The second step is to create a new, more positive story without focusing on an end result.
Instead of saying “I’m going to fail tomorrow,” she needed to say “I’ll do my best studying this evening.” All she should ask of herself was to do everything she could, to the best of her abilities.
She wasn’t supposed to focus on the end grade, but I did feel compelled to convince her that we wouldn’t ground her for life, and the earth would continue to spin even if she did, indeed, get a D or F.
Although suspicious, she was now calmer and started focusing on the process.
She began to make a plan of attack using Brainology®’s excellent B.R.A.I.N. acronym: Break it down, Repeat, Action, Information search, Never give up.
B (reak it down)
To help her get started, we broke down the evening’s work into smaller, more achievable, pieces: memorize how to write the characters, learn their English translations and then put them together to make a simple phrase.

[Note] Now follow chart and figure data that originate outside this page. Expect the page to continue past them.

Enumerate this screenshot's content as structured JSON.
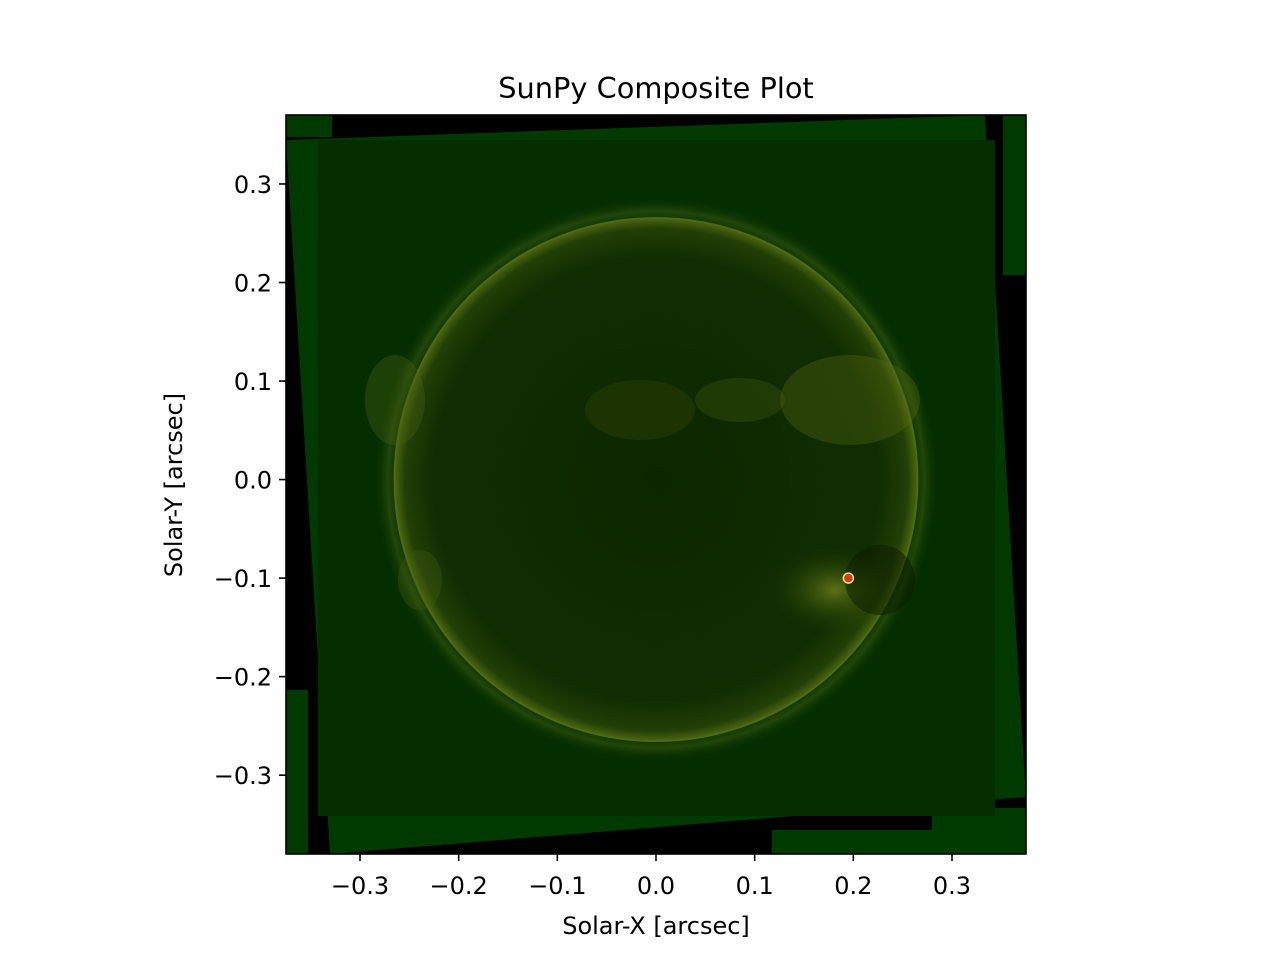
{
  "chart_data": {
    "type": "heatmap",
    "title": "SunPy Composite Plot",
    "xlabel": "Solar-X [arcsec]",
    "ylabel": "Solar-Y [arcsec]",
    "xlim": [
      -0.375,
      0.375
    ],
    "ylim": [
      -0.38,
      0.37
    ],
    "x_ticks": [
      -0.3,
      -0.2,
      -0.1,
      0.0,
      0.1,
      0.2,
      0.3
    ],
    "x_tick_labels": [
      "−0.3",
      "−0.2",
      "−0.1",
      "0.0",
      "0.1",
      "0.2",
      "0.3"
    ],
    "y_ticks": [
      0.3,
      0.2,
      0.1,
      0.0,
      -0.1,
      -0.2,
      -0.3
    ],
    "y_tick_labels": [
      "0.3",
      "0.2",
      "0.1",
      "0.0",
      "−0.1",
      "−0.2",
      "−0.3"
    ],
    "grid": false,
    "solar_disk": {
      "center": [
        0.0,
        0.0
      ],
      "radius": 0.265
    },
    "active_region": {
      "center": [
        0.195,
        -0.1
      ]
    },
    "colors": {
      "background": "#003a00",
      "disk": "#0b2a00",
      "limb": "#5a7a10",
      "frame_gap": "#000000",
      "active_region": "#d04010"
    }
  }
}
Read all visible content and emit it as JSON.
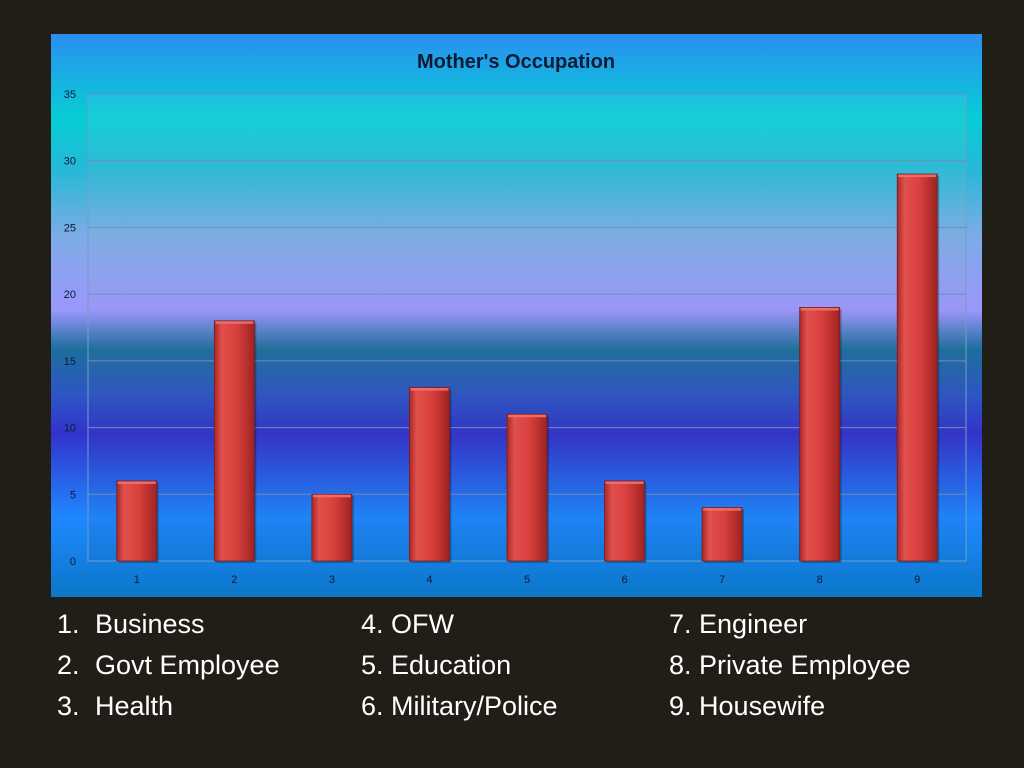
{
  "chart_data": {
    "type": "bar",
    "title": "Mother's Occupation",
    "categories": [
      "1",
      "2",
      "3",
      "4",
      "5",
      "6",
      "7",
      "8",
      "9"
    ],
    "values": [
      6,
      18,
      5,
      13,
      11,
      6,
      4,
      19,
      29
    ],
    "ylim": [
      0,
      35
    ],
    "yticks": [
      0,
      5,
      10,
      15,
      20,
      25,
      30,
      35
    ],
    "grid": true,
    "bar_color": "#d9403d",
    "legend_position": "none"
  },
  "legend": {
    "columns": [
      [
        {
          "num": "1.",
          "label": "Business"
        },
        {
          "num": "2.",
          "label": "Govt Employee"
        },
        {
          "num": "3.",
          "label": "Health"
        }
      ],
      [
        {
          "num": "4.",
          "label": "OFW"
        },
        {
          "num": "5.",
          "label": "Education"
        },
        {
          "num": "6.",
          "label": "Military/Police"
        }
      ],
      [
        {
          "num": "7.",
          "label": "Engineer"
        },
        {
          "num": "8.",
          "label": "Private Employee"
        },
        {
          "num": "9.",
          "label": "Housewife"
        }
      ]
    ]
  }
}
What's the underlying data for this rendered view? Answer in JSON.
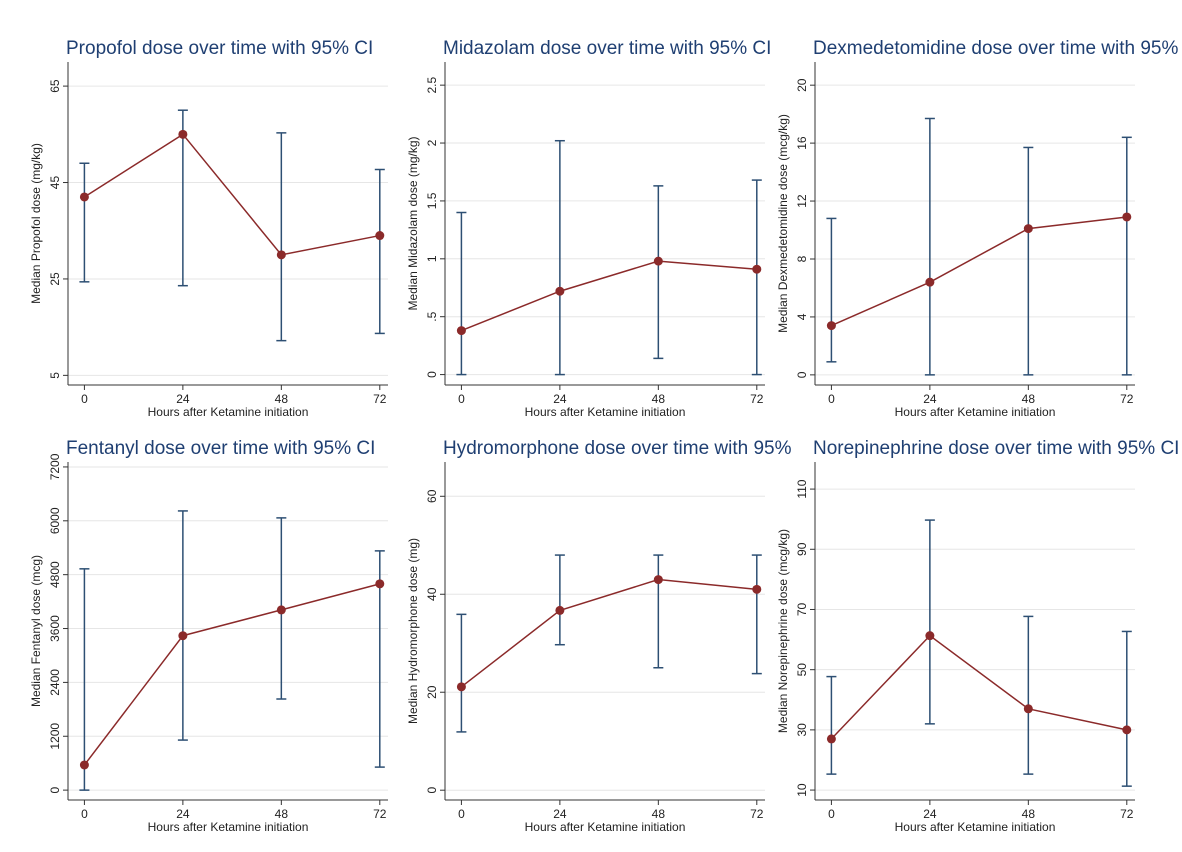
{
  "chart_data": [
    {
      "type": "line",
      "title": "Propofol dose over time with 95% CI",
      "x_label": "Hours after Ketamine initiation",
      "y_label": "Median Propofol dose (mg/kg)",
      "x": [
        0,
        24,
        48,
        72
      ],
      "values": [
        42,
        55,
        30,
        34
      ],
      "lower": [
        24.4,
        23.6,
        12.2,
        13.7
      ],
      "upper": [
        49,
        60,
        55.3,
        47.7
      ],
      "color": "#8b2a2a",
      "error_color": "#2d4f73",
      "xlim": [
        -4,
        74
      ],
      "xticks": [
        0,
        24,
        48,
        72
      ],
      "ylim": [
        3,
        70
      ],
      "yticks": [
        5,
        25,
        45,
        65
      ],
      "grid": true
    },
    {
      "type": "line",
      "title": "Midazolam dose over time with 95% CI",
      "x_label": "Hours after Ketamine initiation",
      "y_label": "Median Midazolam dose (mg/kg)",
      "x": [
        0,
        24,
        48,
        72
      ],
      "values": [
        0.38,
        0.72,
        0.98,
        0.91
      ],
      "lower": [
        0,
        0,
        0.14,
        0
      ],
      "upper": [
        1.4,
        2.02,
        1.63,
        1.68
      ],
      "color": "#8b2a2a",
      "error_color": "#2d4f73",
      "xlim": [
        -4,
        74
      ],
      "xticks": [
        0,
        24,
        48,
        72
      ],
      "ylim": [
        -0.09,
        2.7
      ],
      "yticks": [
        0,
        {
          "value": 0.5,
          "label": ".5"
        },
        1,
        1.5,
        2,
        2.5
      ],
      "grid": true
    },
    {
      "type": "line",
      "title": "Dexmedetomidine dose over time with 95% C",
      "x_label": "Hours after Ketamine initiation",
      "y_label": "Median Dexmedetomidine dose (mcg/kg)",
      "x": [
        0,
        24,
        48,
        72
      ],
      "values": [
        3.4,
        6.4,
        10.1,
        10.9
      ],
      "lower": [
        0.9,
        0,
        0,
        0
      ],
      "upper": [
        10.8,
        17.7,
        15.7,
        16.4
      ],
      "color": "#8b2a2a",
      "error_color": "#2d4f73",
      "xlim": [
        -4,
        74
      ],
      "xticks": [
        0,
        24,
        48,
        72
      ],
      "ylim": [
        -0.7,
        21.6
      ],
      "yticks": [
        0,
        4,
        8,
        12,
        16,
        20
      ],
      "grid": true
    },
    {
      "type": "line",
      "title": "Fentanyl dose over time with 95% CI",
      "x_label": "Hours after Ketamine initiation",
      "y_label": "Median Fentanyl dose (mcg)",
      "x": [
        0,
        24,
        48,
        72
      ],
      "values": [
        560,
        3440,
        4015,
        4595
      ],
      "lower": [
        0,
        1115,
        2030,
        513
      ],
      "upper": [
        4930,
        6220,
        6065,
        5330
      ],
      "color": "#8b2a2a",
      "error_color": "#2d4f73",
      "xlim": [
        -4,
        74
      ],
      "xticks": [
        0,
        24,
        48,
        72
      ],
      "ylim": [
        -220,
        7310
      ],
      "yticks": [
        0,
        1200,
        2400,
        3600,
        4800,
        6000,
        7200
      ],
      "grid": true
    },
    {
      "type": "line",
      "title": "Hydromorphone dose over time with 95%",
      "x_label": "Hours after Ketamine initiation",
      "y_label": "Median Hydromorphone dose (mg)",
      "x": [
        0,
        24,
        48,
        72
      ],
      "values": [
        21.1,
        36.7,
        43,
        41
      ],
      "lower": [
        11.9,
        29.7,
        25,
        23.8
      ],
      "upper": [
        35.9,
        48,
        48,
        48
      ],
      "color": "#8b2a2a",
      "error_color": "#2d4f73",
      "xlim": [
        -4,
        74
      ],
      "xticks": [
        0,
        24,
        48,
        72
      ],
      "ylim": [
        -2,
        67
      ],
      "yticks": [
        0,
        20,
        40,
        60
      ],
      "grid": true
    },
    {
      "type": "line",
      "title": "Norepinephrine dose over time with 95% CI",
      "x_label": "Hours after Ketamine initiation",
      "y_label": "Median Norepinephrine dose (mcg/kg)",
      "x": [
        0,
        24,
        48,
        72
      ],
      "values": [
        27,
        61.3,
        37,
        30
      ],
      "lower": [
        15.3,
        32,
        15.3,
        11.3
      ],
      "upper": [
        47.7,
        99.7,
        67.7,
        62.7
      ],
      "color": "#8b2a2a",
      "error_color": "#2d4f73",
      "xlim": [
        -4,
        74
      ],
      "xticks": [
        0,
        24,
        48,
        72
      ],
      "ylim": [
        6.7,
        119
      ],
      "yticks": [
        10,
        30,
        50,
        70,
        90,
        110
      ],
      "grid": true
    }
  ]
}
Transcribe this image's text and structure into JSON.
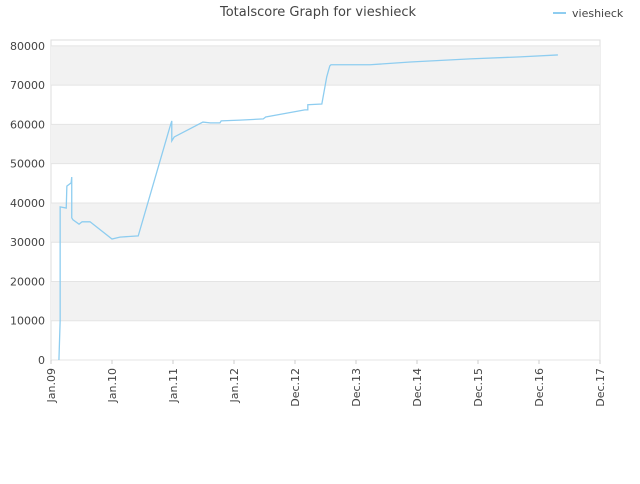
{
  "chart_data": {
    "type": "line",
    "title": "Totalscore Graph for vieshieck",
    "x": [
      0.13,
      0.15,
      0.15,
      0.25,
      0.26,
      0.33,
      0.34,
      0.34,
      0.36,
      0.46,
      0.51,
      0.64,
      1.0,
      1.13,
      1.43,
      1.95,
      1.98,
      1.98,
      2.02,
      2.49,
      2.61,
      2.77,
      2.79,
      3.1,
      3.48,
      3.52,
      4.16,
      4.21,
      4.21,
      4.44,
      4.52,
      4.57,
      4.59,
      5.23,
      5.89,
      6.87,
      7.69,
      8.31
    ],
    "series": [
      {
        "name": "vieshieck",
        "color": "#8ecdf0",
        "values": [
          0,
          10000,
          39000,
          38700,
          44300,
          45100,
          46600,
          36200,
          35700,
          34600,
          35200,
          35200,
          30800,
          31300,
          31600,
          59400,
          60900,
          55800,
          56800,
          60600,
          60400,
          60400,
          60900,
          61100,
          61400,
          61900,
          63700,
          63700,
          65000,
          65200,
          72100,
          74900,
          75200,
          75200,
          75900,
          76700,
          77200,
          77700
        ]
      }
    ],
    "xlim": [
      0,
      9
    ],
    "xticks": [
      {
        "value": 0,
        "label": "Jan.09"
      },
      {
        "value": 1,
        "label": "Jan.10"
      },
      {
        "value": 2,
        "label": "Jan.11"
      },
      {
        "value": 3,
        "label": "Jan.12"
      },
      {
        "value": 4,
        "label": "Dec.12"
      },
      {
        "value": 5,
        "label": "Dec.13"
      },
      {
        "value": 6,
        "label": "Dec.14"
      },
      {
        "value": 7,
        "label": "Dec.15"
      },
      {
        "value": 8,
        "label": "Dec.16"
      },
      {
        "value": 9,
        "label": "Dec.17"
      }
    ],
    "ylim": [
      0,
      81500
    ],
    "yticks": [
      0,
      10000,
      20000,
      30000,
      40000,
      50000,
      60000,
      70000,
      80000
    ],
    "grid": true,
    "legend": "top-right"
  }
}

Then she broke down the memorization piece some more. She made three piles - ones she did know, ones she “sorta” knew and those that were completely unmemorized.
R (epeat) & A (ction)
To get the material into long-term memory, repetition and getting active with the content was key.
Instead of just staring at a confusion of squiggly lines, she now tried to find something in each figure that resembled what it stood for. For instance, in the character for “teacher,” she found a pitch-fork and decided it would represent one of her teachers that…well, you get the idea.
With these creative cues, she drew each character over and over and over again before moving on to the next one.
I (nformation search)
She dug through the folder for all the past homework to ensure she had everything correct.
N (ever give up)
She’d been at it for over an hour. I thought she had done enough. She disagreed. She definitely wasn’t giving up now.
The next day’s carpool was different. My girl was back. She bounded into the car exclaiming, “It was sooo funny! I almost laughed out loud during the test when I got to the word, teacher!” she said.
After a few tunes on the radio, she said, “Mom? I guess that process really works.”
I was dying to know how she thought she did, but she wasn’t supposed to focus on the end result and, as hard as it was for me, I refused to either.
It didn’t matter. We were both pretty sure we knew anyway.